Horrible, geographically accurate map: http://transitmap.net/post/37642832460/uta-december-2012
Helpful metro map that doesn’t try to be anything more than a metro map: http://transitmap.net/post/121793332835/uta-rail-map-2015
Miles Bader says
March 25, 2017 at 10:38 amThis article seems to be missing an important point: not all cities are the same, and not all cities are served best by the same type of map.
Manhattan, with its rigid grid layout, is a city where location in absolute terms is something people are constantly aware of, and that strongly affects the way people think about place. The one place where the layout tends to break down, the lower part of the island, is also relatively small, so information about the physical adjacency of stations becomes more important. So for NYC, a physically-grounded subway map makes quite a bit of sense.
[I’ll talk mainly about Tokyo, because that’s the city I’m most familiar with.]
In Tokyo people for the most part do not think about where they are geographically except in the most crude sense. Rather they think in “network terms”: location is defined in relation to the rail network, and physical accuracy only matters on a very small scale, at a level far too fine to put on a map of the entire city. Furthermore, Tokyo’s rail network is so huge that the extra layout latitude provided by an abstract map is actually very important in simply fitting in everything.
Given those two issues, a physically based map of Tokyo’s rail network would simply confuse things, and provide little positive benefit.
Two different cities, two different ways of thinking about place, two different types of maps.
Stephen W. Houghton says
March 31, 2017 at 1:52 pmYou can’t be serious, he is quite right.
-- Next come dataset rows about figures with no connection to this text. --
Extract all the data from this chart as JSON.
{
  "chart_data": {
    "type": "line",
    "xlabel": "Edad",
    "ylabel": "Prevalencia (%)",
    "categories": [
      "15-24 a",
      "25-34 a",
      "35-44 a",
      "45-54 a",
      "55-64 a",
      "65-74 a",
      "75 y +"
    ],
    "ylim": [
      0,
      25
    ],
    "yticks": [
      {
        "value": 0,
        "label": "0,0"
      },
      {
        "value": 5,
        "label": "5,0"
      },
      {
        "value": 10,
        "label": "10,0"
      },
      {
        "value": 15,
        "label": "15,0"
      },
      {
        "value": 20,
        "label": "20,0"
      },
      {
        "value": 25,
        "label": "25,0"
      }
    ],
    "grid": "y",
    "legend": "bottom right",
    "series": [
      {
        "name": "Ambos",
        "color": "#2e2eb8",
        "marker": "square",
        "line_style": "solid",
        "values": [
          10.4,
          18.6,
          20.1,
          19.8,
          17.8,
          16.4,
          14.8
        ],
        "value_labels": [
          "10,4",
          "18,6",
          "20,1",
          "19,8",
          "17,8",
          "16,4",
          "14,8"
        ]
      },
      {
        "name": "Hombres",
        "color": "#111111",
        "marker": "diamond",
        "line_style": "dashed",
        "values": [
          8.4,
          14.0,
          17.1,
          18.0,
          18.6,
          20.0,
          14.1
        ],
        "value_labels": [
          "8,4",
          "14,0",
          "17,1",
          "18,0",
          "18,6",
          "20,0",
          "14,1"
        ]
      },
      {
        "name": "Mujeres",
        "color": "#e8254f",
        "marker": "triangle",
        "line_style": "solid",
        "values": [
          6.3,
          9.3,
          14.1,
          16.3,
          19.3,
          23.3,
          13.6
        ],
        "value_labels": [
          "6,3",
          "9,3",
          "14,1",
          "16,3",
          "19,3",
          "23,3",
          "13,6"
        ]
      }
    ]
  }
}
The New York map is better.
Max Gardner says
March 31, 2017 at 2:06 pmThat’s apples to oranges. London ain’t a grid, and its subway system covers a much larger land area, thus a London subway map doesn’t lend itself to being used for navigating both the underground and the streets. It’s great that the layout of New York allows for the subway map to serve a dual purpose, but its ludicrous to criticize the subway maps of other cities for failing in this regard. Old man yells at clouds.